The Independent’s editorial was strikingly unfair and pompous: “The former archbishop has to live with the fact that he failed to stop the child abusers, failed to secure justice for hundreds of victims and survivors, and left the Anglican Church in an even weaker state than it was when he took over in 2012.”
“Failed to stop the child abusers” – but all the cases causing scandal are historic. They had all stopped by the time he took office, and the measures he took to prevent such things happening again seem to have been entirely successful. “Failed to secure justice for hundreds of victims and survivors”. He’s not part of the criminal justice system and it is never stated in these sweeping allegations what justice he, or any Archbishop, could secure. If he’s to be criticised for anything in that line it is that he failed to secure justice for the memory of Bishop Bell but instead behaved with as little balance as the journalists now persecuting him.
There is what seems to me a straightforward lie in the next quote: “Under invigilation by Ms Kuenssberg, he remains uncomfortable about the fact, freely admitted, that he had known, and known of, at least some of the allegations made against Smyth before and after he became Archbishop of Canterbury in 2013.” This sounds very damning until you give it a moment’s thought. Again, the effort is made to suggest that he had guilty knowledge that he should have acted on. But he did not. He had been given an extremely vague warning long before his ordination that Smyth was to be avoided. He did not know anything about the allegations in detail until the Channel Four broadcast.
No one of course will ever criticise Channel Four for failing to inform the police of what they knew for years about Smyth, nor for trying to bring him only to trial by television and not to the dreary unfilmable rigours of the law.
Then of course there was the inevitable survivor to claim that Welby had traumatised him more by inaction than Smyth had by flogging him. I know which I would rather suffer.
James Marriott, in the Times, was merely snide. Welby, he said, was a mediocrity with a shapeless paunch and no experience of real life. Welby has several times been held up at gunpoint by men prepared to kill him. I know this can’t compare for horror with being asked to see your boss for a little chat about your expenses and the other hazards of a leader writer’s life, but even so.

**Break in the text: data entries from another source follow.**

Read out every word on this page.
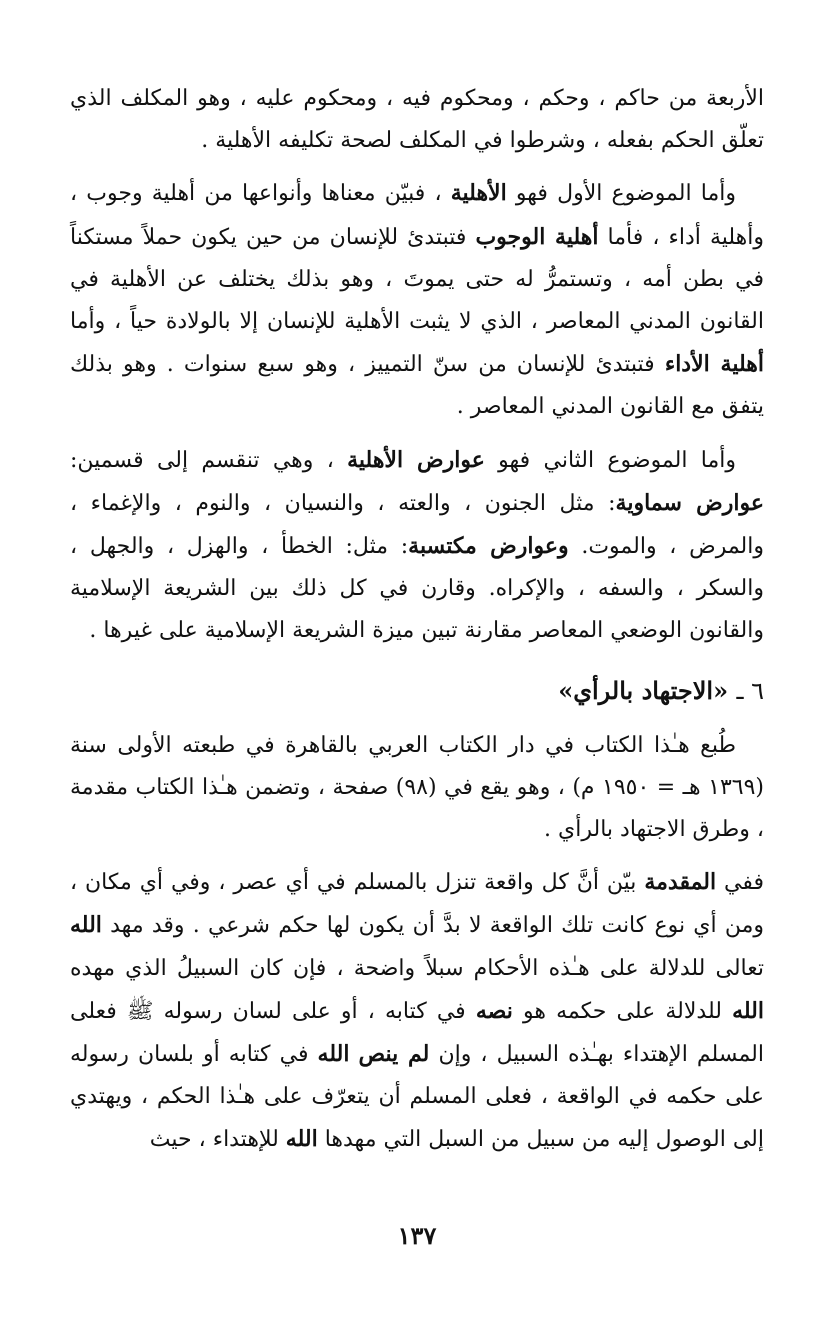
الأربعة من حاكم ، وحكم ، ومحكوم فيه ، ومحكوم عليه ، وهو المكلف الذي تعلّق الحكم بفعله ، وشرطوا في المكلف لصحة تكليفه الأهلية .

وأما الموضوع الأول فهو الأهلية ، فبيّن معناها وأنواعها من أهلية وجوب ، وأهلية أداء ، فأما أهلية الوجوب فتبتدئ للإنسان من حين يكون حملاً مستكناً في بطن أمه ، وتستمرُّ له حتى يموتَ ، وهو بذلك يختلف عن الأهلية في القانون المدني المعاصر ، الذي لا يثبت الأهلية للإنسان إلا بالولادة حياً ، وأما أهلية الأداء فتبتدئ للإنسان من سنّ التمييز ، وهو سبع سنوات . وهو بذلك يتفق مع القانون المدني المعاصر .

وأما الموضوع الثاني فهو عوارض الأهلية ، وهي تنقسم إلى قسمين: عوارض سماوية: مثل الجنون ، والعته ، والنسيان ، والنوم ، والإغماء ، والمرض ، والموت. وعوارض مكتسبة: مثل: الخطأ ، والهزل ، والجهل ، والسكر ، والسفه ، والإكراه. وقارن في كل ذلك بين الشريعة الإسلامية والقانون الوضعي المعاصر مقارنة تبين ميزة الشريعة الإسلامية على غيرها .

٦ ـ «الاجتهاد بالرأي»

طُبع هـٰذا الكتاب في دار الكتاب العربي بالقاهرة في طبعته الأولى سنة (١٣٦٩ هـ = ١٩٥٠ م) ، وهو يقع في (٩٨) صفحة ، وتضمن هـٰذا الكتاب مقدمة ، وطرق الاجتهاد بالرأي .

ففي المقدمة بيّن أنَّ كل واقعة تنزل بالمسلم في أي عصر ، وفي أي مكان ، ومن أي نوع كانت تلك الواقعة لا بدَّ أن يكون لها حكم شرعي . وقد مهد الله تعالى للدلالة على هـٰذه الأحكام سبلاً واضحة ، فإن كان السبيلُ الذي مهده الله للدلالة على حكمه هو نصه في كتابه ، أو على لسان رسوله ﷺ فعلى المسلم الإهتداء بهـٰذه السبيل ، وإن لم ينص الله في كتابه أو بلسان رسوله على حكمه في الواقعة ، فعلى المسلم أن يتعرّف على هـٰذا الحكم ، ويهتدي إلى الوصول إليه من سبيل من السبل التي مهدها الله للإهتداء ، حيث

١٣٧
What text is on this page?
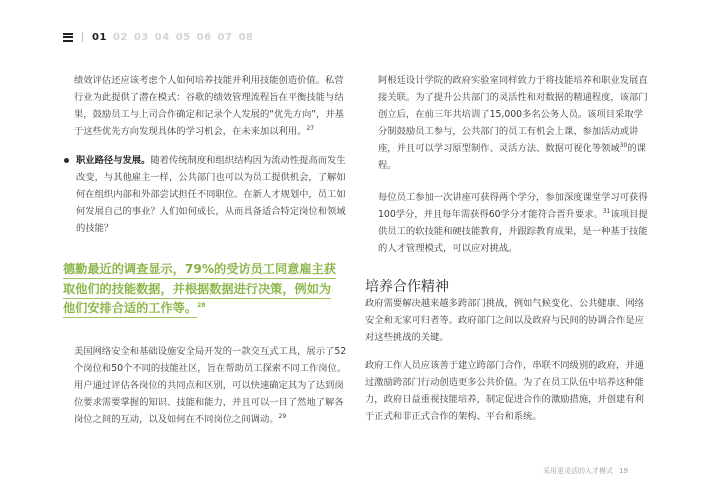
01 02 03 04 05 06 07 08

绩效评估还应该考虑个人如何培养技能并利用技能创造价值。私营行业为此提供了潜在模式：谷歌的绩效管理流程旨在平衡技能与结果，鼓励员工与上司合作确定和记录个人发展的“优先方向”，并基于这些优先方向发现具体的学习机会，在未来加以利用。$^{27}$

职业路径与发展。随着传统制度和组织结构因为流动性提高而发生改变，与其他雇主一样，公共部门也可以为员工提供机会，了解如何在组织内部和外部尝试担任不同职位。在新人才规划中，员工如何发展自己的事业？人们如何成长，从而具备适合特定岗位和领域的技能？

德勤最近的调查显示，79%的受访员工同意雇主获取他们的技能数据，并根据数据进行决策，例如为他们安排合适的工作等。$^{28}$

美国网络安全和基础设施安全局开发的一款交互式工具，展示了52个岗位和50个不同的技能社区，旨在帮助员工探索不同工作岗位。用户通过评估各岗位的共同点和区别，可以快速确定其为了达到岗位要求需要掌握的知识、技能和能力，并且可以一目了然地了解各岗位之间的互动，以及如何在不同岗位之间调动。$^{29}$

阿根廷设计学院的政府实验室同样致力于将技能培养和职业发展直接关联。为了提升公共部门的灵活性和对数据的精通程度，该部门创立后，在前三年共培训了15,000多名公务人员。该项目采取学分制鼓励员工参与，公共部门的员工有机会上课、参加活动或讲座，并且可以学习原型制作、灵活方法、数据可视化等领域$^{30}$的课程。

每位员工参加一次讲座可获得两个学分，参加深度课堂学习可获得100学分，并且每年需获得60学分才能符合晋升要求。$^{31}$该项目提供员工的软技能和硬技能教育，并跟踪教育成果，是一种基于技能的人才管理模式，可以应对挑战。

培养合作精神

政府需要解决越来越多跨部门挑战，例如气候变化、公共健康、网络安全和无家可归者等。政府部门之间以及政府与民间的协调合作是应对这些挑战的关键。

政府工作人员应该善于建立跨部门合作，串联不同级别的政府，并通过激励跨部门行动创造更多公共价值。为了在员工队伍中培养这种能力，政府日益重视技能培养，制定促进合作的激励措施，并创建有利于正式和非正式合作的架构、平台和系统。

采用更灵活的人才模式 19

Only the Daily Express struck a note of realism: “BBC fans fumed for Laura Kuenssberg to "move on" today as one interview took up half of the time on her Sunday morning show [when] she interviewed former Archbishop of Canterbury.
The other mistake Welby made was to say he forgave Smyth. At the serious level of
the abuse Smyth perpetrated Welby can no more forgive Smyth than I can because he wasn’t sinned against- but that became the line that Laura K the immediately latched onto understandably. He should have said that the forgiveness Laura K was talking about was not his to give.
It's good to see you taking up the cudgels again on Justin Welby's behalf, Andrew. You are (almost) a lone voice. He doesn't help himself by apologising for events over which he had no control. Please keep going.